Bondsmen of the past are we, —
Predestined bondsmen: could we see
The dead, now deified, again
Peering among environing men,
We might be free!

But I have rambled far from my scientific friends. The last I saw of them was when we all gathered at Hastings for our final dinner together, and thereafter made speeches of mutual felicitation on the good weather and the general success of our excursion. The rambles now ended, the scientists gave signs of hilarity such as might have justified Cumberland Joe’s word, “jolly jists.” We closed the day with a generous old-fashioned English dinner, enjoying which an invited guest, though not a scientific enthusiast, remarked, “ If this is geology, I like it! ” Our worthy host of Green’s Inn, who had done his very best for the large company, caught this remark, and it relieved him ; for he was mystified, and his face had grown a little red, as he had heard round the table such words as “ false beddings,” “ faults,” “ denudations,” and “ pudding stones.” The beds of his inn were faultless ; and the pudding contained no stones, but honest steak and kidneys. In the end the last trace of anxiety was cleared from his brow by fit compliments. In the evening, billiard tables were in requisition ; theatres were filled with unaccustomed faces ; and the splendid baths of Hastings were occupied by expert swimmers. Bright and early next morning we were all on the way to London. But could it be on the same railway as that by which we came?
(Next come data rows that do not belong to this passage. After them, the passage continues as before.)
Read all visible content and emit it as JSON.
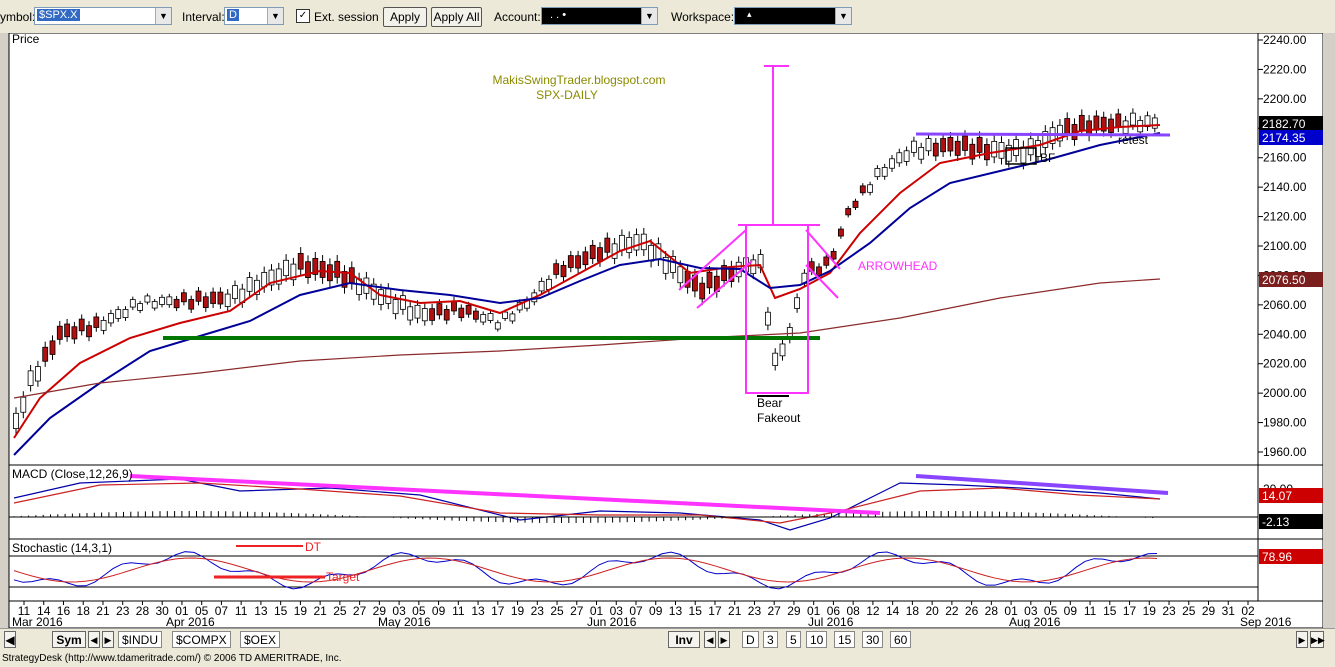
{
  "toolbar": {
    "symbol_label": "ymbol:",
    "symbol_value": "$SPX.X",
    "interval_label": "Interval:",
    "interval_value": "D",
    "ext_session_label": "Ext. session",
    "ext_session_checked": true,
    "apply_label": "Apply",
    "apply_all_label": "Apply All",
    "account_label": "Account:",
    "account_value": ".   .      •",
    "workspace_label": "Workspace:",
    "workspace_value": "▴"
  },
  "price_panel": {
    "title": "Price",
    "watermark_line1": "MakisSwingTrader.blogspot.com",
    "watermark_line2": "SPX-DAILY",
    "annotation_arrowhead": "ARROWHEAD",
    "annotation_bear": "Bear",
    "annotation_fakeout": "Fakeout",
    "annotation_bf": "BF",
    "annotation_retest": "retest",
    "y_ticks": [
      "2240.00",
      "2220.00",
      "2200.00",
      "2180.00",
      "2160.00",
      "2140.00",
      "2120.00",
      "2100.00",
      "2080.00",
      "2060.00",
      "2040.00",
      "2020.00",
      "2000.00",
      "1980.00",
      "1960.00"
    ],
    "price_tag_last": "2182.70",
    "price_tag_ma_blue": "2174.35",
    "price_tag_ma_brown": "2076.50"
  },
  "macd_panel": {
    "title": "MACD (Close,12,26,9)",
    "y_tick": "20.00",
    "tag_value": "14.07",
    "tag_diff": "-2.13"
  },
  "stoch_panel": {
    "title": "Stochastic (14,3,1)",
    "annotation_dt": "DT",
    "annotation_target": "Target",
    "tag_value": "78.96"
  },
  "x_axis": {
    "day_labels": [
      "11",
      "14",
      "16",
      "18",
      "21",
      "23",
      "28",
      "30",
      "01",
      "05",
      "07",
      "11",
      "13",
      "15",
      "19",
      "21",
      "25",
      "27",
      "29",
      "03",
      "05",
      "09",
      "11",
      "13",
      "17",
      "19",
      "23",
      "25",
      "27",
      "01",
      "03",
      "07",
      "09",
      "13",
      "15",
      "17",
      "21",
      "23",
      "27",
      "29",
      "01",
      "06",
      "08",
      "12",
      "14",
      "18",
      "20",
      "22",
      "26",
      "28",
      "01",
      "03",
      "05",
      "09",
      "11",
      "15",
      "17",
      "19",
      "23",
      "25",
      "29",
      "31",
      "02"
    ],
    "month_labels": [
      {
        "label": "Mar 2016"
      },
      {
        "label": "Apr 2016"
      },
      {
        "label": "May 2016"
      },
      {
        "label": "Jun 2016"
      },
      {
        "label": "Jul 2016"
      },
      {
        "label": "Aug 2016"
      },
      {
        "label": "Sep 2016"
      }
    ]
  },
  "bottom_bar": {
    "sym_label": "Sym",
    "tabs": [
      "$INDU",
      "$COMPX",
      "$OEX"
    ],
    "inv_label": "Inv",
    "intervals": [
      "D",
      "3",
      "5",
      "10",
      "15",
      "30",
      "60"
    ]
  },
  "status": {
    "text": "StrategyDesk (http://www.tdameritrade.com/) © 2006 TD AMERITRADE, Inc."
  },
  "colors": {
    "ema_fast": "#cc0000",
    "ema_slow": "#000099",
    "sma_long": "#8b2a2a",
    "support_line": "#007700",
    "annotation": "#ff33ff",
    "trendline": "#8844ff",
    "watermark": "#8b8b00"
  }
}
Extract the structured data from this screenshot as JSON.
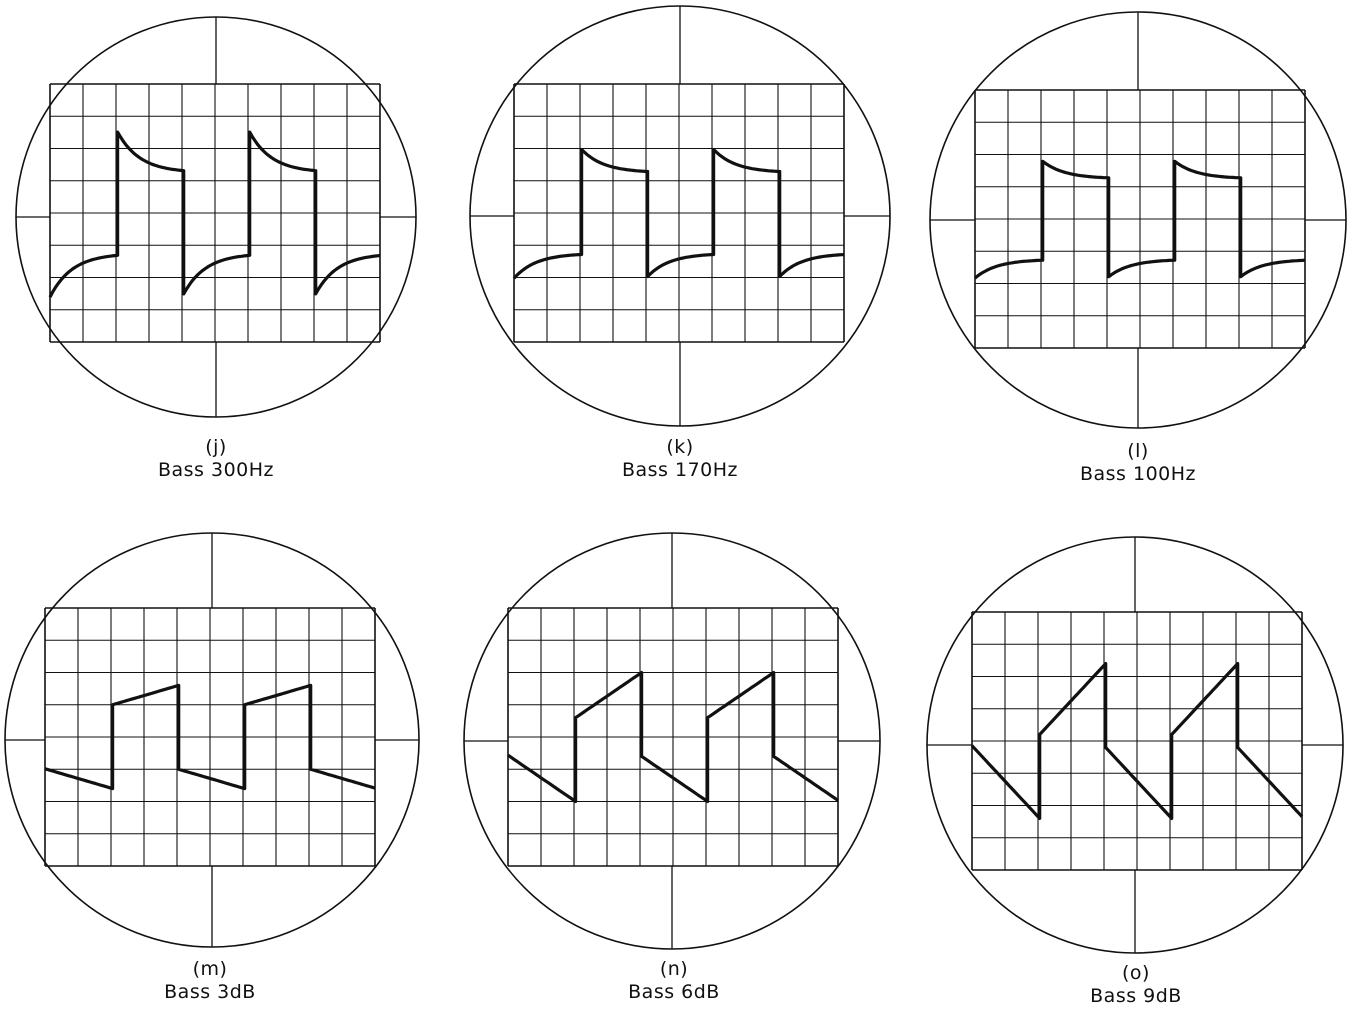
{
  "panels": [
    {
      "id": "j",
      "label": "(j)",
      "caption": "Bass 300Hz",
      "shape": "decay",
      "amount": 0.28
    },
    {
      "id": "k",
      "label": "(k)",
      "caption": "Bass 170Hz",
      "shape": "decay",
      "amount": 0.16
    },
    {
      "id": "l",
      "label": "(l)",
      "caption": "Bass 100Hz",
      "shape": "decay",
      "amount": 0.12
    },
    {
      "id": "m",
      "label": "(m)",
      "caption": "Bass 3dB",
      "shape": "linear",
      "amount": 0.15
    },
    {
      "id": "n",
      "label": "(n)",
      "caption": "Bass 6dB",
      "shape": "linear",
      "amount": 0.35
    },
    {
      "id": "o",
      "label": "(o)",
      "caption": "Bass 9dB",
      "shape": "linear",
      "amount": 0.55
    }
  ],
  "colors": {
    "ink": "#111111",
    "background": "#ffffff"
  }
}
The return ticket said so, and the stations bore the same names ; yet to the eyes of one among the ramblers the landscape appeared to have suffered a seachange into something rich and strange : glaciers moved along the valleys, surf was sawing at the hill-tops, and over the bright mansions and spires of Tunbridge Wells had spread a vast translucent lake!

M. D. Conway.

  1. Now Lord Houghton.
  2. The Dacres of Hurstmonceaux were ancestors of the Hares. The comedy of Drummer, or Haunted House, is also founded on a tradition connected with this castle.